Background: Augmented physical training with assistance from robot and neuromuscular electrical stimulation (NMES) may introduce intensive motor improvement in chronic stroke.

Objective: To compare the rehabilitation effectiveness achieved by NMES robot–assisted wrist training and that by robot-assisted training.

Methods: This study was a single-blinded randomized controlled trial with a 3-month follow-up. Twenty-six hemiplegic subjects with chronic stroke were randomly assigned to receive 20-session wrist training with an electromyography (EMG)-driven NMES robot (NMES robot group, n = 11) and with an EMG-driven robot (robot group, n = 15), completed within 7 consecutive weeks. Clinical scores, Fugl-Meyer Assessment (FMA), Modified Ashworth Score (MAS), and Action Research Arm Test (ARAT) were used to evaluate the training effects before and after the training, as well as 3 months later.
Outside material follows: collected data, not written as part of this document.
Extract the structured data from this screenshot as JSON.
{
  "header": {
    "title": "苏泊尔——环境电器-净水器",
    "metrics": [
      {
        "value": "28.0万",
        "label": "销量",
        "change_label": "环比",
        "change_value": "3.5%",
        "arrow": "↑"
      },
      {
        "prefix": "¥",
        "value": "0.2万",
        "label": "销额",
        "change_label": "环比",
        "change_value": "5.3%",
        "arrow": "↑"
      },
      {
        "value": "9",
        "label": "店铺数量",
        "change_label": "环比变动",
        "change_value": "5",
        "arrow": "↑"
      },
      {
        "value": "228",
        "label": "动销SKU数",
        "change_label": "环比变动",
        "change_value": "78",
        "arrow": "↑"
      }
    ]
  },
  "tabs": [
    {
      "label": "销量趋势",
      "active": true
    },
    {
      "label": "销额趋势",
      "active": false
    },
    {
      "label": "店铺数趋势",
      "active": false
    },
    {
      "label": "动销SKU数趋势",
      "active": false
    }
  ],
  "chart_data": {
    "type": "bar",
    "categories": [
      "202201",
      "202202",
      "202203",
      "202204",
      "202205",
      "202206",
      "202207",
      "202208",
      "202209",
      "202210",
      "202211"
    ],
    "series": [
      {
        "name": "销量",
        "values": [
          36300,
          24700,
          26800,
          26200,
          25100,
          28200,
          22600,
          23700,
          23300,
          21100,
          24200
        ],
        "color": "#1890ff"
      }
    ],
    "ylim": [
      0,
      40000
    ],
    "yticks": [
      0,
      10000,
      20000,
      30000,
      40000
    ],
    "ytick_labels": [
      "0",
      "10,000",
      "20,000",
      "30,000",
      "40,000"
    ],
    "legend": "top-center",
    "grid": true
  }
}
An EMG parameter, muscle co-contraction index, was also applied to investigate the session-by-session variation in muscular coordination patterns during the training.

Results: The improvement in FMA (shoulder/elbow, wrist/hand) obtained in the NMES robot group was more significant than the robot group (P < .05). Significant improvement in ARAT was achieved in the NMES robot group (P < .05) but absent in the robot group. NMES robot–assisted training showed better performance in releasing muscle co-contraction than the robot-assisted across the training sessions (P < .05).

Conclusions: The NMES robot–assisted wrist training was more effective than the pure robot. The additional NMES application in the treatment could bring more improvements in the distal motor functions and faster rehabilitation progress.